Catalytic pyrolysis of olive pomace (OP) was studied in a quartz fixed bed reactor at 500 °C. Due to the presence of high amounts of oxygenated components (OC) in bio-oil, the aim of this research was upgrading of bio-oil to valuable biofuel. Synthesized MgO, CaO, NiO, and Co3O4 modified zeolite catalysts were examined at several catalysts to biomass (C/B) ratios (0.2, 0.3, 0.4, 0.5, and 5). Different characterization method including Brunauer–Emmett–Teller (BET) and N2 adsorption/desorption isotherm analysis, X-ray diffraction (XRD), scanning electron microscope-energy dispersive X-ray spectroscopy (SEM-EDS) were performed to identify the synthesized catalysts.
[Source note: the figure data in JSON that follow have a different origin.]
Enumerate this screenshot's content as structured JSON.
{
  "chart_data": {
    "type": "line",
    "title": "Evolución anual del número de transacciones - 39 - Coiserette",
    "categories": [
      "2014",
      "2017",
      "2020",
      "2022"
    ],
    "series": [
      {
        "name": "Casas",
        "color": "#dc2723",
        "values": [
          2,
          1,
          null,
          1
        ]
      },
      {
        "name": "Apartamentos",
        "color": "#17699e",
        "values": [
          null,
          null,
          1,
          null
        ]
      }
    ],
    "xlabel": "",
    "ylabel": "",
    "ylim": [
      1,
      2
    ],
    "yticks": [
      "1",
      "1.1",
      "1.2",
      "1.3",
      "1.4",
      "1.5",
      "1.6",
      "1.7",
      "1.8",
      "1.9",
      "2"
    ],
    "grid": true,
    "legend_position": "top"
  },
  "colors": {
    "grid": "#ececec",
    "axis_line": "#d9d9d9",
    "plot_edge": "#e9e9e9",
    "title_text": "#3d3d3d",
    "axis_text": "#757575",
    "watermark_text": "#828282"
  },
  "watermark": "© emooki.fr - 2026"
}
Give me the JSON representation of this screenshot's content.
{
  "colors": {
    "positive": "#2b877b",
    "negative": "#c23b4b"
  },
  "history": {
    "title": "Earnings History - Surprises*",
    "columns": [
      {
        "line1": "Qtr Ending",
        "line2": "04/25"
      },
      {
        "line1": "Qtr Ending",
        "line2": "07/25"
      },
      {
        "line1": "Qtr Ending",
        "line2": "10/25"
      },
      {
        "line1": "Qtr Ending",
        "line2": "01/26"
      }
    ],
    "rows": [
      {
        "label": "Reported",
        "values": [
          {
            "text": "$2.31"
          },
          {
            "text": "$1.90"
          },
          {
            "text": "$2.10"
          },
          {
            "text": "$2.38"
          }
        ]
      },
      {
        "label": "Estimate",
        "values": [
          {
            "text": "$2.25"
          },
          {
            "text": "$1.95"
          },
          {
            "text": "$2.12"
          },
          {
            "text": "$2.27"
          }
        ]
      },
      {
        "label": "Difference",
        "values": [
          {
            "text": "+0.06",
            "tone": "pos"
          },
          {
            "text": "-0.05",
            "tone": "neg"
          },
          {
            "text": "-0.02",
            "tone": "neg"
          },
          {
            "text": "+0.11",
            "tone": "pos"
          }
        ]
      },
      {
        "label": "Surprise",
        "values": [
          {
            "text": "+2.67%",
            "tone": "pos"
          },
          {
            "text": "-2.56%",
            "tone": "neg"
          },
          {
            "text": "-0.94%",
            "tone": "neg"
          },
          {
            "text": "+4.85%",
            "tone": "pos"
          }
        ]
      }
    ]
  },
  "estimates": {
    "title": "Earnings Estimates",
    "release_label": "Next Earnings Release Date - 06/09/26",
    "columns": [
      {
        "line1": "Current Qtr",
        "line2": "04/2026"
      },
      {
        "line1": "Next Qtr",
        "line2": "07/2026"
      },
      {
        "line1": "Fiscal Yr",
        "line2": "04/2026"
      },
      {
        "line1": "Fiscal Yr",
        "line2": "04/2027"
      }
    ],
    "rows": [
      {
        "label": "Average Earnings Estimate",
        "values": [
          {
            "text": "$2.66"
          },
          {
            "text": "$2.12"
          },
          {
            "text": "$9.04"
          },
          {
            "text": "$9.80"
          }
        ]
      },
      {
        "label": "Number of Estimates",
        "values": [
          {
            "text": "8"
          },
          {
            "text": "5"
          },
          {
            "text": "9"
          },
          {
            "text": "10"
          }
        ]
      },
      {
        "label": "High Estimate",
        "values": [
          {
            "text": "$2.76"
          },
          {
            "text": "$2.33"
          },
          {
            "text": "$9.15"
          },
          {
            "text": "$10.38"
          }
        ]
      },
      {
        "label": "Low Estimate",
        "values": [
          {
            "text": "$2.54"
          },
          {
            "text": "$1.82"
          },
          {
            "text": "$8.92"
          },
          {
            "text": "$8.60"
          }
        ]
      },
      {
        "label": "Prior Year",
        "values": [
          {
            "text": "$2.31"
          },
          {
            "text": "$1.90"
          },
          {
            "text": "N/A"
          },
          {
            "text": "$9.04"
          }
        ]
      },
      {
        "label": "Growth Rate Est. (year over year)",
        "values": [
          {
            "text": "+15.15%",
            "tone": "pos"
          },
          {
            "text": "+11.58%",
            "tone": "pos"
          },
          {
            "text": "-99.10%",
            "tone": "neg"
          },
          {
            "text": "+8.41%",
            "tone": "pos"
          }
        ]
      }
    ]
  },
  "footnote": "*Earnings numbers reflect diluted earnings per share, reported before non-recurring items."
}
Results showed that the bio-oil yield decreases in catalytic pyrolysis. All metal-modified zeolite catalysts reduce the content of OC as undesirable compounds and increase aromatic and aliphatic hydrocarbons as valuable products in the bio-oil. Using MgO, CaO, NiO and Co3O4 supported on zeolite catalysts, increase notably the aromatic hydrocarbons content to 82.43%, 79.10%, 79.91%, and 79.19%, respectively at C/B ratio of 5. At the C/B ratio of 5, the elimination rate of total OC for MgO/zeolite and CaO/zeolite catalysts reach to 90.56% and 86.94%, respectively. For NiO/Zeolite and Co3O4/zeolite, this value is equal to 89.30% and 86.39%, respectively.